# Won't let down milk!!!



## JK_Farms (Nov 12, 2016)

I have a doe who had twins not too long ago. She nurses them but has so much milk so I'm trying to milk her as she gets so full and tight they don't drink all of it and I need it for soap anyways. Well she was my best milker last year but I tried milking her today and got nothing!!! She was full and tight but she wasn't letting me have any so I just assumed maybe they ended up drinking it all so I let her down and as soon as I did her daughter started to nurse and low and behold I decided to try to see if I could milk her and she let her milk down for her kid!!! I was doing my hardest trying to get her to let down for me but she wouldn't do it! Is there anything I could do to get her to let down for me?
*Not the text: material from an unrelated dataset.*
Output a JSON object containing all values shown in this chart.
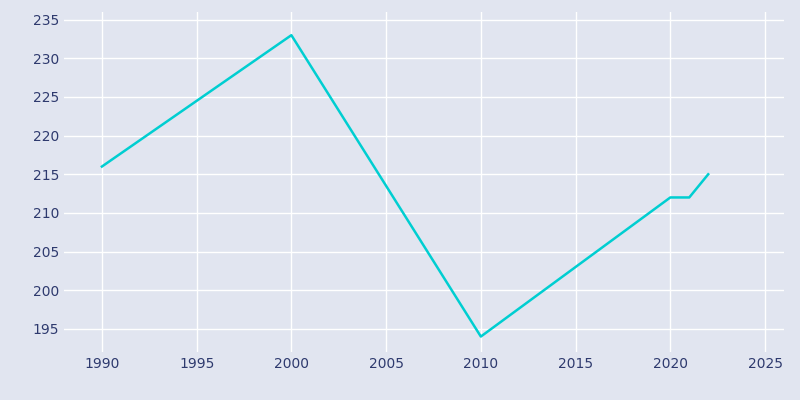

Ive never had her do this to me before


----------



## Korita (Jan 11, 2018)

I haven’t milked yet myself but I read somewhere about letting the kids by Mom or on the stand while you’re milking so she’s focusing on them more and let’s milk down. Maybe it’s worth a shot?


----------



## wifeof1 (Mar 18, 2016)

I have a doe like that. I massage the udder, milk her, more massage, milk until it doesn't work. I can usually get about a half gallon from her. I know she still has more, cause after the kids get back to her she gives me a smirk while the twins happily tank up.


----------



## Lstein (Oct 2, 2014)

You could try massaging her udder.


----------



## JK_Farms (Nov 12, 2016)

I'll try the kid thing! I've done the massage milk massage milk and still nothing! I've done the bump where it stimulates kids nursing and nothing! When I give her grain she lets down just a little but then stops it completely. I had no clue goats could hold back like this! She did great all last year but this year she just won't let me have it


----------



## Kath G. (Jul 13, 2017)

I've taken one of the kids with and let them nurse one side while I'm milking the other. Can get hairy with a loose kid though!


----------



## JK_Farms (Nov 12, 2016)

I just tried that and she was fighting with me instead of letting the kid nurse...as soon as I let her down she allowed her kids to nurse got 2 oz in 2 days with me milking her every chance I can get


----------



## Suzanne_Tyler (Jul 19, 2014)

Maybe try some relaxing music


----------



## mariarose (Oct 23, 2014)

This isn't helpful to you at all, but I've had a couple that were milk, massage, milk, massage, ad infinitum until I started separating. In the evening, she got the idea that she still would not be able to feed her kid after she "defeated" me, and would stay full for the night. Then she started letting me have her evening milk. Eventually they got relaxed enough to let me have the morning milk too.

Stubborn little so-n-sos, aren't they?

What breed is she? One of your Kiko's?


----------



## JK_Farms (Nov 12, 2016)

yes one of my Kiko girls. im gonna wait a week her kids will be 2 weeks by then so hopefully she will let me have some then or im gonna separate her at night as they don't drink then


----------



## mariarose (Oct 23, 2014)

Well, again, this won't help your particular problem, but if you have a Kiko milking this well, there is a thread here that may interest you. Kikos have been mentioned and you may have something to offer them.

https://www.thegoatspot.net/threads/hardiest-dairy-breed-for-southeast.195504/#post-2099168


----------



## mariarose (Oct 23, 2014)

What did she have, both a boy and a girl? I've heard of does being more protective of a doeling's "right to have milk" than a buckling's. I wonder if you tried putting the OTHER kid on the stand with you (other than the one you already tried) it would help?


----------



## JK_Farms (Nov 12, 2016)

I have tried both she fights more with the doeling tho.....she loves her boys


----------



## toth boer goats (Jul 20, 2008)

This older link may help.

https://www.thegoatspot.net/threads/cant-get-my-doe-to-let-down-milk.119809/


----------